It's a rust program running in a custom kernel not a unikernal written in rust. Not sure how re-start qualify as autonomous. Looking at the source it does preserve the syscall instruction and addresses space separation so from a purist perspective it cannot qualify as a unikernal.
That it can recover by itself. It's a bit more than just 'auto-restart' (as mentioned in the article) since it's an entire vm that is restarting versus a process and it's not the same as restarting a linux vm.
Very. Back here in reality, we care about performance so much that we do not even close TCP connections needlessly. So we can support thousands of requests per second, not just... one per three seconds?
I can find few better way of discrediting unikernels than to claim this as their killer feature.
(The actual killer feature being their ability to reduce attack surface substantially by simply having fewer syscalls that can be abused.)
I'm not advocating every application should do this as evidenced that this is a toggable switch that's off by default and even by itself doesn't actually have this particular feature (I was forcibly stopping the app through the inline instructions.). Just that it can be done is a capability that some people are very interested in. There is a category of security products called 'moving target defense' that this capability fits into.
As for the syscall/security argument I find that to be one of the weakest security arguments for unikernels. Fewer syscalls unfortunately leads to a much smaller set of applications that can be ran. Even trivial hello world style of apps can use north of 30-40 different types of syscalls. Not saying you should keep adding more but spending time trying to reduce what's there is kind of a non-starter if you want adoption.
> Even trivial hello world style of apps can use north of 30-40 different types of syscalls
I'd wager a lot of those are irrelevant in a unikernel world. Some of those might be dealing with ttys, or setting terminal attributes, or other needless things.
you're absolutely correct - in cases like that they become nops, however, if you don't have at least stubs you can't load unmodified software which imo is a imperative for any type of mass adoption
however, when we were adding support for various language runtimes I was surprised at how much (ab)use there was where certain calls were used in a very very different manner than what was intended - for instance one might wonder why we have limited pipe support if we don't have the notion of multiple processes - cause ruby uses it to communicate from the main vm thread to the user thread - it's little gems like this that you simply won't know until you try to support it
then there's the cases where you might support one type of syscall but there's another syscall exactly like it except it has one additional argument
I could see a lazy libc that elides syscalls until later in the evolution of a program so that the perf hit isn't paid until it is actually needed. Especially if you can detect when the program is finished, so the cleanup code can be skipped, destroying the entire execution environment. `fast_exit(42)`
I respect the developers at ScyllaDB (formerly Cloudius Systems) who created OSv quite a lot and find them very talented.

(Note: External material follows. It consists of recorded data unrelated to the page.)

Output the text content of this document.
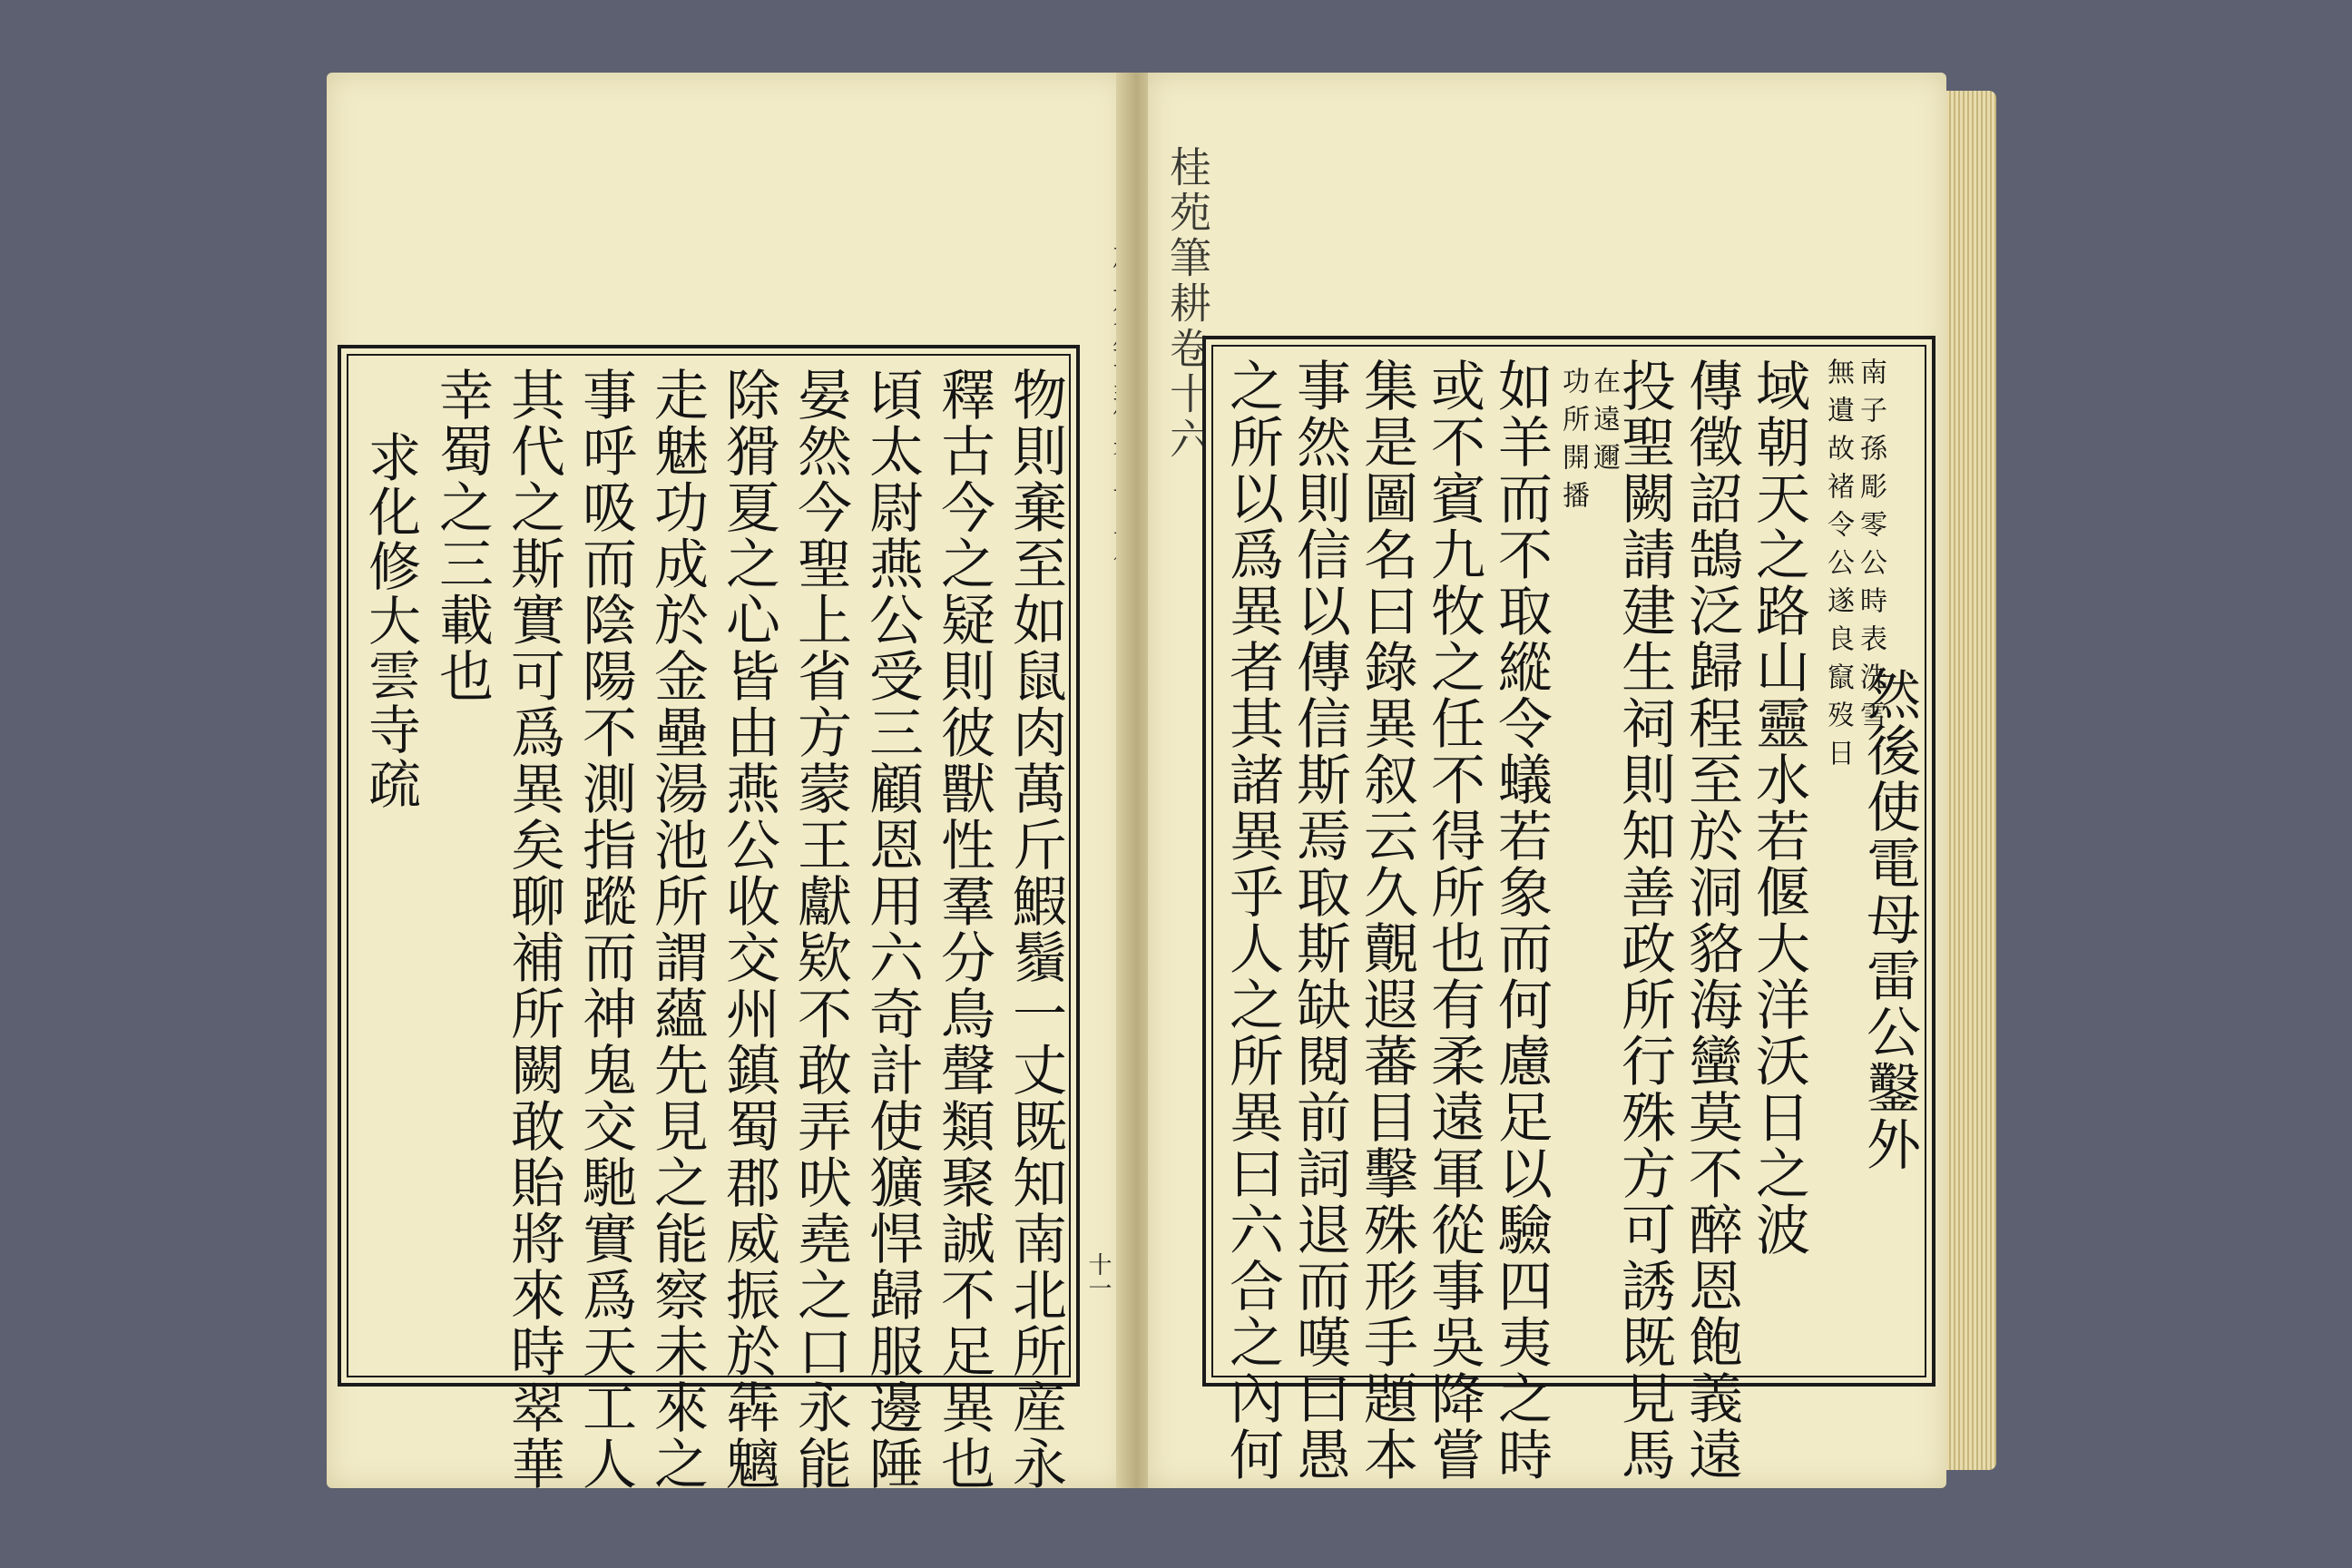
十一
物則棄至如鼠肉萬斤鰕鬚一丈既知南北所産永
釋古今之疑則彼獸性羣分鳥聲類聚誠不足異也
頃太尉燕公受三顧恩用六奇計使獷悍歸服邊陲
晏然今聖上省方蒙王獻欵不敢弄吠堯之口永能
除猾夏之心皆由燕公收交州鎮蜀郡威振於犇魑
走魅功成於金壘湯池所謂蘊先見之能察未來之
事呼吸而陰陽不測指蹤而神鬼交馳實爲天工人
其代之斯實可爲異矣聊補所闕敢貽將來時翠華
幸蜀之三載也
求化修大雲寺疏
桂苑筆耕卷十六
無遺故褚令公遂良竄歿日 南子孫彫零公時表洗雪
然後使電母雷公鑿外
域朝天之路山靈水若偃大洋沃日之波
傳徵詔鵠泛歸程至於洞貉海蠻莫不醉恩飽義遠
投聖闕請建生祠則知善政所行殊方可誘既見馬
功所開播 在遠邇
如羊而不取縱令蟻若象而何慮足以驗四夷之時
或不賓九牧之任不得所也有柔遠軍從事吳降嘗
集是圖名曰錄異叙云久覿遐蕃目擊殊形手題本
事然則信以傳信斯焉取斯缺閱前詞退而嘆曰愚
之所以爲異者其諸異乎人之所異曰六合之內何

There are some fairly major technical differences on implementation that stem from both a different time period and (time/money) resource constraints, however, yes the end goals are fairly similar.
I'd say it's still a bit early to try and compare the two technically though since we have many architectural projects on our roadmap that are not yet in. I will say from a product/company standpoint we have paid kernel engineers working on this currently and some of our customers are extremely large organizations.
I know this is probably not the answer you were looking for but it's just kinda early to compare.
> Being able to reboot not just an application but an entire server in seconds in response to an attack is a killer feature of unikernels.
Rebooting an entire server "in seconds" sounds costly here. Maybe if it was more about some secure service being at risk of attack with backup Unikernels, this would make sense. 1-5 unikernels running on high load? The risk of unavailability is greater.
I'd accept this if it were a nanosecond or picosecond reboot. Seconds is too slow.